Parmi les 29 réseaux ayant répondu à la question sur le nombre d'actes, chacun réalise 417 actes en moyenne par an et 235 en médiane, avec un maximum de 2.248. Parmi les 28 renseignant la télé-thrombolyse, chacun en effectue 53 en moyenne par an et 41,5 en médiane, avec un maximum de 173 et pour les 14 centres de NRI répondants, chacun procède à 75,4 thrombectomies par an en moyenne et 31 en médiane, avec un maximum de 456.
Au total, le nombre d'établissements impliqués dans des réseaux de télé-AVC a été multiplié par 2,3 environ entre 2015 et 2024, passant de 112 à 254, ceux avec des UNV ont plus que triplé, passant de 44 à 134, et ceux sans UNV ont presque doublé, passant de 68 à 120.
Les cartes de l'implantation de ces établissements montrent un bon maillage des zones rurales. "Des UNV de proximité fragiles, menacées de fermeture, ont probablement mis en place le télé-AVC afin de déléguer des actes et maintenir la permanence des soins", a fait observer le neurologue.
Le télé-AVC permet en outre d'assurer une meilleure couverture des territoires, avec une plus grande proportion d'établissements accessibles en moins de 45 min par la route (93,6% avec UNV et/ou site de télé-AVC vs 88,2% avec UNV seulement).
"Cependant, il reste des zones non couvertes, notamment dans le quart sud-est de la France et des gains sont encore possibles lorsqu'on voit le nombre d'établissements sans UNV ou télé-AVC", a commenté le Dr Bouamra.
Un financement insuffisant du matériel et des ressources humaines
Les réponses au questionnaire montrent par ailleurs qu'une partie des réseaux mutualise l'outil de télé-AVC, 31,4% à l'ensemble des urgences neurologiques et 25,7% aux urgences neurochirurgicales. Dans quelques cas, l'outil sert également à des demandes non urgentes, notamment provenant de la médecine de ville, ainsi qu'aux programmes de suivi post-AVC.
Enfin, concernant le financement du matériel, l'ARS assure la totalité pour seulement 10 réseaux et partiellement pour les autres, avec un complément par les groupements régionaux d'appui au développement de l'e-santé (Grades). Un réseau déclare n'avoir aucun financement de l'ARS.

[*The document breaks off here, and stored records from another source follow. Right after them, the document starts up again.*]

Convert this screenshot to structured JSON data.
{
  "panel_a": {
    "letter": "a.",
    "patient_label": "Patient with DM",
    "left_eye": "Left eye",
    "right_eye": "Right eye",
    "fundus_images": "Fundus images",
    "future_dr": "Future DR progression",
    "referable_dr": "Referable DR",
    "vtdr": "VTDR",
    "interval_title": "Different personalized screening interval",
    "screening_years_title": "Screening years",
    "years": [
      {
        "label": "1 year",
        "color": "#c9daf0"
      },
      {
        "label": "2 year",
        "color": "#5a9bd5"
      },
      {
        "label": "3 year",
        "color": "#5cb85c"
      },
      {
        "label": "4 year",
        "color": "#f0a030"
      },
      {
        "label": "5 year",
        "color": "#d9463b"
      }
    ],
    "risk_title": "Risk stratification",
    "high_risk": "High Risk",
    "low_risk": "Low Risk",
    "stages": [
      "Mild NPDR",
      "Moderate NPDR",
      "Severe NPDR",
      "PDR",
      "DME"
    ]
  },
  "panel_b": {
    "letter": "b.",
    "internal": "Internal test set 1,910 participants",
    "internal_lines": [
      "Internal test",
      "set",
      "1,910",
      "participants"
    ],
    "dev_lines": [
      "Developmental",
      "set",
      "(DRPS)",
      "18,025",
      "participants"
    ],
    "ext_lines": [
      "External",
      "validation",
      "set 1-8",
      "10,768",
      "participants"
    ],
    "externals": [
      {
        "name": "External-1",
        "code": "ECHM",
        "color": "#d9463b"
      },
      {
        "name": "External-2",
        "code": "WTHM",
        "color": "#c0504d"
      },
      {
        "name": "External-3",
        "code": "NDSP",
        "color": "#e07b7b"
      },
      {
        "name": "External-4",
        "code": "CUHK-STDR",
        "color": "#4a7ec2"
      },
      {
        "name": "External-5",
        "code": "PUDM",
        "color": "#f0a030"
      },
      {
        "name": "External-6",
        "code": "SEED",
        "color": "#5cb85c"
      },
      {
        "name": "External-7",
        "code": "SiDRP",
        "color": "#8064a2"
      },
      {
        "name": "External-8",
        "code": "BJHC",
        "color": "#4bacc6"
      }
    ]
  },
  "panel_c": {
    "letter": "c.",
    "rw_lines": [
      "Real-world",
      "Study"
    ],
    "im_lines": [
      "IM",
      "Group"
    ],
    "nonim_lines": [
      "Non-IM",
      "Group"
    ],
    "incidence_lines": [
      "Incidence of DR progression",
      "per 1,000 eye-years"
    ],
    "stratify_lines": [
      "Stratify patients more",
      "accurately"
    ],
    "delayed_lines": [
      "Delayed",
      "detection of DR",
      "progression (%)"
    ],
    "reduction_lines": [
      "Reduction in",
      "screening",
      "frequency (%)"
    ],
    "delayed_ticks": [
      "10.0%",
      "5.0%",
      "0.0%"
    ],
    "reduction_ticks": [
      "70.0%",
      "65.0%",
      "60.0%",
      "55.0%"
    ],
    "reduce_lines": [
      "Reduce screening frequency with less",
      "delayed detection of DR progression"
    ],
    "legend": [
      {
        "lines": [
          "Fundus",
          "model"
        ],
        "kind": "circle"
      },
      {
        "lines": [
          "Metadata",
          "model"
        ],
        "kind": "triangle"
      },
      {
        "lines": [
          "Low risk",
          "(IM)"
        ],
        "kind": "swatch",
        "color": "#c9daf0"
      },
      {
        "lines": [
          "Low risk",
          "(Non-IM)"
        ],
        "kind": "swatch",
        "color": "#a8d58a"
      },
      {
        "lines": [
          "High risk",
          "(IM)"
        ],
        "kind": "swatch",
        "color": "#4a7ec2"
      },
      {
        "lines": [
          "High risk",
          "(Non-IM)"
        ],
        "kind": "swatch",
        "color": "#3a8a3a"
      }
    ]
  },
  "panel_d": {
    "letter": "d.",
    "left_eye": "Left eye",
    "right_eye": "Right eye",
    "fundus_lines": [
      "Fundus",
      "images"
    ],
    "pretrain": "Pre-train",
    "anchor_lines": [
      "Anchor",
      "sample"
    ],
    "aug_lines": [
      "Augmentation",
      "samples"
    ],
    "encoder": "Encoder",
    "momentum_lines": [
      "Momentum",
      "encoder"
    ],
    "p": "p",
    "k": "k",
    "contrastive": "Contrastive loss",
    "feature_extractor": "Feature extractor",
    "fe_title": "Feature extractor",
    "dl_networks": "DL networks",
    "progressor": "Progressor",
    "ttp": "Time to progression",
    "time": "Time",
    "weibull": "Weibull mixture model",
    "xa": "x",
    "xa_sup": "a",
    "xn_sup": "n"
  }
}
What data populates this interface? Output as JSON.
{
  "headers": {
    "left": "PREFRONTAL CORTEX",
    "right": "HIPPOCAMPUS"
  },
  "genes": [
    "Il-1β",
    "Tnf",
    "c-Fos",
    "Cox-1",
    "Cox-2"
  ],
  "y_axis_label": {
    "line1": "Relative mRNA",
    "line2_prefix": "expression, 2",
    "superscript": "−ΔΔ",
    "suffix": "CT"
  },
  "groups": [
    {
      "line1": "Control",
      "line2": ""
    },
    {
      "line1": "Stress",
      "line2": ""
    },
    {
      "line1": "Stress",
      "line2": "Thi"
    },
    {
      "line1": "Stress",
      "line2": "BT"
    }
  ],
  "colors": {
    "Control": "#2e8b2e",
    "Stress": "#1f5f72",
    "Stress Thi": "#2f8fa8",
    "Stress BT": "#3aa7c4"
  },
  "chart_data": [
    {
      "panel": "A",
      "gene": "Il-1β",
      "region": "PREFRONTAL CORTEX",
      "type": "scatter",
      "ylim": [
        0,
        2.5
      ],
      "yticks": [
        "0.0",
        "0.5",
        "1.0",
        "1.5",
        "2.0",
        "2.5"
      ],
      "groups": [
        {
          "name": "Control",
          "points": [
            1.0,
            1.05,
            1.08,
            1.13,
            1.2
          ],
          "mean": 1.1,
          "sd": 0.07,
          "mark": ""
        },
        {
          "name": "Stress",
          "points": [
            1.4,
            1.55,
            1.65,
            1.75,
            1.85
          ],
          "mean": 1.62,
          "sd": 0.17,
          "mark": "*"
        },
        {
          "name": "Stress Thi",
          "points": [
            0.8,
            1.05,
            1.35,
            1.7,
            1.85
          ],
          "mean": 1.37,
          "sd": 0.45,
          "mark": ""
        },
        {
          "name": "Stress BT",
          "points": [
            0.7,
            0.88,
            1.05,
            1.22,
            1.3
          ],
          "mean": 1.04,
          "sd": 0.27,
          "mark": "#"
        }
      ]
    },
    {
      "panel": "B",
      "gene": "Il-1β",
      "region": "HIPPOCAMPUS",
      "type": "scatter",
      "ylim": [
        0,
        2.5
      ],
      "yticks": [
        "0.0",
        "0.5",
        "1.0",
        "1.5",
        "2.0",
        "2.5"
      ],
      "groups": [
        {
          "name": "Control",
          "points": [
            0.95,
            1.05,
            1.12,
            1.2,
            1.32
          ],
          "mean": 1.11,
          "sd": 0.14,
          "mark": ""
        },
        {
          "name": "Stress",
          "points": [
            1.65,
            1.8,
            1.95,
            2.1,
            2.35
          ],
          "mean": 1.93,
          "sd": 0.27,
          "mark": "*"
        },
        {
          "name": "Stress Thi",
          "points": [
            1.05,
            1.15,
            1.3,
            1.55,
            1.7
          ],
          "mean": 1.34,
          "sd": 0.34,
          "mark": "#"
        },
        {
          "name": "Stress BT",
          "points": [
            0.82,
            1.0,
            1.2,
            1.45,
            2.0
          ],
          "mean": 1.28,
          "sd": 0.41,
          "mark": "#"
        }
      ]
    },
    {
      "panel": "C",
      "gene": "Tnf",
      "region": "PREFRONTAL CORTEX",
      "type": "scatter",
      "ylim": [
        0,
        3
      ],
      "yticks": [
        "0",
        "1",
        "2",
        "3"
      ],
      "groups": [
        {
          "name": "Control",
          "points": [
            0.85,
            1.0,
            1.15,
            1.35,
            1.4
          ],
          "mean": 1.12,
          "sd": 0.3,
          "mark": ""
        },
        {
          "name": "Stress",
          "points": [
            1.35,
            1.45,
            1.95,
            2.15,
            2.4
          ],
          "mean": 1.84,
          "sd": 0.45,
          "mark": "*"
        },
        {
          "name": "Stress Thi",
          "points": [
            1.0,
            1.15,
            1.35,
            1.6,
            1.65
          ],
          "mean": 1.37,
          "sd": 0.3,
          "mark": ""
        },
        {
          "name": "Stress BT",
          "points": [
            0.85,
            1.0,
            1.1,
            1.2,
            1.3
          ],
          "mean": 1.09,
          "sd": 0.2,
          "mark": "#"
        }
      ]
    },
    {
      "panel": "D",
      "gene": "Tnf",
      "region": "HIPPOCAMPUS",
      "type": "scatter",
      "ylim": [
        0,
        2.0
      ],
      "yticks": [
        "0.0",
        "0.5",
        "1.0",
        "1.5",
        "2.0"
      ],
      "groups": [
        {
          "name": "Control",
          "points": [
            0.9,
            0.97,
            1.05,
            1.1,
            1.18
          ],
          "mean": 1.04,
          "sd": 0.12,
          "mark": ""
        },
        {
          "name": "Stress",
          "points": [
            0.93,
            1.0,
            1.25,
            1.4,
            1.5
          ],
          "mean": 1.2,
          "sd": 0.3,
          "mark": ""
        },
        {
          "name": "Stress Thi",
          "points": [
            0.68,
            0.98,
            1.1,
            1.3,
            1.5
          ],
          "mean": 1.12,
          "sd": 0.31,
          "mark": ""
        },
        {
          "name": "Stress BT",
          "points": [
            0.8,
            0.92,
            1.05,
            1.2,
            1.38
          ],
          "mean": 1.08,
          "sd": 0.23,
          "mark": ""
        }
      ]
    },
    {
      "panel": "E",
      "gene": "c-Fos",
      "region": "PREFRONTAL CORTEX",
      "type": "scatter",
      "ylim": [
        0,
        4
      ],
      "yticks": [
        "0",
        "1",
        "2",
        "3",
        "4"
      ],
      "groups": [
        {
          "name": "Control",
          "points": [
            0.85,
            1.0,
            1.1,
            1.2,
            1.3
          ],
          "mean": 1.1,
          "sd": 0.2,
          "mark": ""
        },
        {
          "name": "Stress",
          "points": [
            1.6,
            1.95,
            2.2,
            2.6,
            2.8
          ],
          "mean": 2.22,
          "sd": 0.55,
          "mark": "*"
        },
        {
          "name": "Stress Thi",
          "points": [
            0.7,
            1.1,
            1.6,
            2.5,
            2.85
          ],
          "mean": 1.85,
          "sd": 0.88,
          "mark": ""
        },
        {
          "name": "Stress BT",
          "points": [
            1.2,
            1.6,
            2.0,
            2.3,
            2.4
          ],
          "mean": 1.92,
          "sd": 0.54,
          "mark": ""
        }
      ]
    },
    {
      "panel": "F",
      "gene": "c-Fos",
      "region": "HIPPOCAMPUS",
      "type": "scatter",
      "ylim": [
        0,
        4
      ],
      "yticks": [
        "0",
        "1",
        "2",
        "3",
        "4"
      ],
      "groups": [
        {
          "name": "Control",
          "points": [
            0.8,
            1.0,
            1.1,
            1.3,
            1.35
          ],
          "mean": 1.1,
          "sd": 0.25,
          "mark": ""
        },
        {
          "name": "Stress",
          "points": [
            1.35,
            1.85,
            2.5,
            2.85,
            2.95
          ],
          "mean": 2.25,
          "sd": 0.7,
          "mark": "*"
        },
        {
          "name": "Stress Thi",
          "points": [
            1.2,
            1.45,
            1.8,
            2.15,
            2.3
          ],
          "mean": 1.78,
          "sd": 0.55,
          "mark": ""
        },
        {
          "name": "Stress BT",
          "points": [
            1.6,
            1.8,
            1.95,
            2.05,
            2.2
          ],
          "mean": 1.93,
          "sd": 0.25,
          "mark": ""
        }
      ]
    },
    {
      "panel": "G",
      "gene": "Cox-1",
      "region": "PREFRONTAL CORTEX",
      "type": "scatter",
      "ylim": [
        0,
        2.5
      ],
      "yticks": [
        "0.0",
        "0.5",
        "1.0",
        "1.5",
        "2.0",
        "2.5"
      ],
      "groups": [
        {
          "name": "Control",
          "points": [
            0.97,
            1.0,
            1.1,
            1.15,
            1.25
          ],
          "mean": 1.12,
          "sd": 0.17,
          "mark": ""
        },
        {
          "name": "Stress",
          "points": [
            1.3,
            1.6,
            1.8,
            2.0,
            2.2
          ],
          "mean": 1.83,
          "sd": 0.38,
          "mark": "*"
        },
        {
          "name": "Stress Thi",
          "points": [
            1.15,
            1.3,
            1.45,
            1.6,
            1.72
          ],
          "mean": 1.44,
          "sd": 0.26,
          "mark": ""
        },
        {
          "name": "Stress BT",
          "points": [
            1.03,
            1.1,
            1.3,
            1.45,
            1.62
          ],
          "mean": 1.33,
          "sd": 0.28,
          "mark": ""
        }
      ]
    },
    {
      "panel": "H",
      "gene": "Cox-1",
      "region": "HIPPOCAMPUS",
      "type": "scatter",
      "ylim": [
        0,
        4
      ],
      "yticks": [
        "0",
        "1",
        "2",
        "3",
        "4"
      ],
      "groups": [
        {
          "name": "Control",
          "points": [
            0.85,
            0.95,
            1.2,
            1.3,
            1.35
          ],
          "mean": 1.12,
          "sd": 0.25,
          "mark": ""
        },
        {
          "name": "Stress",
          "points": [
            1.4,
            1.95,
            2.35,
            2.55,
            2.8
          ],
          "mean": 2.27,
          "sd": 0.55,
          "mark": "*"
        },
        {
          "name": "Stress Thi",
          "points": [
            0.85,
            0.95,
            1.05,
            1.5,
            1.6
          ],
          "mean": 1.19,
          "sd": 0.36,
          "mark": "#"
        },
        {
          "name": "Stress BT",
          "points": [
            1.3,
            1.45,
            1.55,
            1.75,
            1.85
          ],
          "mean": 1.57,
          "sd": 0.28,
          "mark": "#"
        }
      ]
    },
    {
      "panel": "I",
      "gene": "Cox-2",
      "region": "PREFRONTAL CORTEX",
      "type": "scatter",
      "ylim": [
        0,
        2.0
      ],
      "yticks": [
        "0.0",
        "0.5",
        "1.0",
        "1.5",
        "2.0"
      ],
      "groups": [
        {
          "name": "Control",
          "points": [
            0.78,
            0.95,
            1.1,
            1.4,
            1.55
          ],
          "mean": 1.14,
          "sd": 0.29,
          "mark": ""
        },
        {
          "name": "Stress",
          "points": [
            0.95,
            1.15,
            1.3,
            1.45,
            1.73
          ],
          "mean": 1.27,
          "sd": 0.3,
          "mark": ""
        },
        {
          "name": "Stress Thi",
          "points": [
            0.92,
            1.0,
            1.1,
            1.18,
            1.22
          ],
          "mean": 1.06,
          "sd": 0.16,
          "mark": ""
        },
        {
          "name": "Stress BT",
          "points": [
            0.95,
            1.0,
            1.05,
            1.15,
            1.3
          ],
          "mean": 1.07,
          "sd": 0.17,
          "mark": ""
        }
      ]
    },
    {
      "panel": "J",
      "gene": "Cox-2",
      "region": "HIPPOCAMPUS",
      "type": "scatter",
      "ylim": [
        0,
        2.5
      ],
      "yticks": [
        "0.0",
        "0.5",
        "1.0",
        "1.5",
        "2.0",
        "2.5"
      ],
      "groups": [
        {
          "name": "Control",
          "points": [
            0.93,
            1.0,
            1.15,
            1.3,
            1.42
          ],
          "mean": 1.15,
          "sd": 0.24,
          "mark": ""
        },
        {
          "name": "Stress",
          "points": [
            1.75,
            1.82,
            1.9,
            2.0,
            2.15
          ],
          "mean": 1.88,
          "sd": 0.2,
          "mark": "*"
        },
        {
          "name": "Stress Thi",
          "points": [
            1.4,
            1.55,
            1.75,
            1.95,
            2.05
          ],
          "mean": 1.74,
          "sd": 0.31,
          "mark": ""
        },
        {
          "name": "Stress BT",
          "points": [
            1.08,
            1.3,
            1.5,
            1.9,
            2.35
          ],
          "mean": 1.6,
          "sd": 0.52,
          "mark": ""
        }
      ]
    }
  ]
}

Du côté des ressources humaines, l'ARS finance la totalité de deux réseaux et une partie pour deux autres. L'établissement intervient aussi parfois, mais "de manière non calibrée". Une prestation inter-établissements est prévue à l'acte dans neuf réseaux et au forfait pour cinq. Mais aucun financement n'est identifié pour 15 centres.
Globalement, cette enquête montre que le télé-AVC s'est développé en France, probablement sous l'impulsion du plan AVC 2010-2014, avec une hausse de 130% des sites, même de 190% en se limitant aux sites actifs. L'innovation se poursuit, avec par exemple une UNV mobile dans le cadre du projet francilien ASPHALT (cf dépêche du 04/12/2023 à 09:52), a commenté le Dr Bouamra. Dans le Grand Est, le centre hospitalier de Châlons-en-Champagne a lancé un dispositif de télémédecine pour les accidents ischémiques transitoires (AIT) avec le CU de Reims.
Le télé-AVC intervient en support des UNV de proximité pour assurer la permanence des soins mais cette activité est peu visible et les financements sont précaires. Une valorisation à l'échelle nationale est nécessaire et elle pourrait intervenir dans le cadre d'un nouveau plan, recommandé par la Cour des comptes dans un rapport publié fin octobre (cf dépêche du 28/10/2025 à 20:00), a-t-il conclu.
Dans l'auditoire, il a par ailleurs été souligné qu'il était nécessaire de développer une formation homogène aux professionnels des services d'accueil des urgences mais aussi d'homogénéiser les outils informatiques, notamment en raison d'un taux de rotation important dans les petits établissements.